Writing Complex Scripts in HBase Shell
The Story
HBase installations include a shell for running arbitrary commands.
For instance, if you want to view all of your snapshots, you can do something like:
[me@server ~]$ hbase shell
HBase Shell; enter 'help<RETURN>' for list of supported commands.
Type "exit<RETURN>" to leave the HBase Shell
Version 0.94.22, rb3b224ddca3530139c0685fd5c52e37368b428df, Fri Aug 1 20:11:17 UTC 2014
hbase(main):001:0> list_snapshots
SNAPSHOT TABLE + CREATION TIME
snapname tablename (Sun Oct 18 04:31:03 +0000 2015)
...
35 row(s) in 0.9470 seconds
However, these functions are implemented in such a way that they print their output to STDOUT directly. If you wanted to create a complex script, like deleting all snapshots taken yesterday, you’re out of luck:
[me@server ~]$ hbase shell
HBase Shell; enter 'help<RETURN>' for list of supported commands.

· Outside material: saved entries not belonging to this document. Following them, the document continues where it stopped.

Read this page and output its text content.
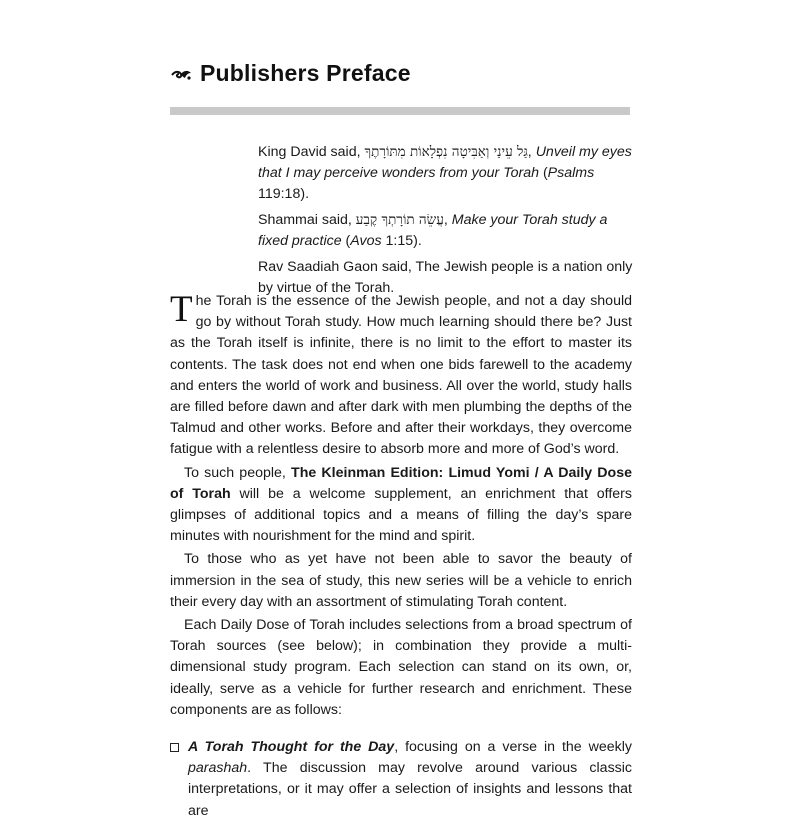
Publishers Preface

King David said, גַּל עֵינַי וְאַבִּיטָה נִפְלָאוֹת מִתּוֹרָתֶךָ, Unveil my eyes that I may perceive wonders from your Torah (Psalms 119:18).

Shammai said, עֲשֵׂה תוֹרָתְךָ קֶבַע, Make your Torah study a fixed practice (Avos 1:15).

Rav Saadiah Gaon said, The Jewish people is a nation only by virtue of the Torah.

The Torah is the essence of the Jewish people, and not a day should go by without Torah study. How much learning should there be? Just as the Torah itself is infinite, there is no limit to the effort to master its contents. The task does not end when one bids farewell to the academy and enters the world of work and business. All over the world, study halls are filled before dawn and after dark with men plumbing the depths of the Talmud and other works. Before and after their workdays, they overcome fatigue with a relentless desire to absorb more and more of God’s word.

To such people, The Kleinman Edition: Limud Yomi / A Daily Dose of Torah will be a welcome supplement, an enrichment that offers glimpses of additional topics and a means of filling the day’s spare minutes with nourishment for the mind and spirit.

To those who as yet have not been able to savor the beauty of immersion in the sea of study, this new series will be a vehicle to enrich their every day with an assortment of stimulating Torah content.

Each Daily Dose of Torah includes selections from a broad spectrum of Torah sources (see below); in combination they provide a multi-dimensional study program. Each selection can stand on its own, or, ideally, serve as a vehicle for further research and enrichment. These components are as follows:

A Torah Thought for the Day, focusing on a verse in the weekly parashah. The discussion may revolve around various classic interpretations, or it may offer a selection of insights and lessons that are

Type "exit<RETURN>" to leave the HBase Shell
Version 0.94.22, rb3b224ddca3530139c0685fd5c52e37368b428df, Fri Aug 1 20:11:17 UTC 2014
hbase(main):001:0> a = list_snapshots
...
hbase(main):002:0> a.nil?
=> true
Until now, I accomplished things by wrapping them around in bash scripts, but this got annoying fast.
The Solution
I sat around to messing with the HBase source code, and found the way these functions are defined.
I’m referencing v0.94.22
because that’s what I’m running, but the functions are similarly defined at the master
branch too.
This is the interesting bit of list_snapshots:
list = admin.list_snapshot.select {|s| regex.match(s.getName)}
list.each do |snapshot|
creation_time = Time.at(snapshot.getCreationTime() / 1000).to_s
formatter.row([ snapshot.getName, snapshot.getTable + " (" + creation_time + ")" ])
end
Problem is, this admin
variable isn’t accessible from the main scope:
hbase(main):010:0> admin
NameError: undefined local variable or method `admin' for #<Object:0x3faea1b0>
After much digging around, I found out that admin
is accessible via @shell.hbase_admin
, so I can do something like @shell.hbase_admin.list_snapshot
.
To remove a snapshot, we’ll copy from delete_snapshot, and now I have my cleanup script:
snaps = @shell.hbase_admin.list_snapshot
snaps = snaps.select{|s| Time.now - (60*60*24) > Time.at(s.getCreationTime/1000)}
snaps.each{|s|@shell.hbase_admin.delete_snapshot(s)}
I can then run it using something like
/path/to/hbase shell ~/scripts/cleanup.rb
And all is well.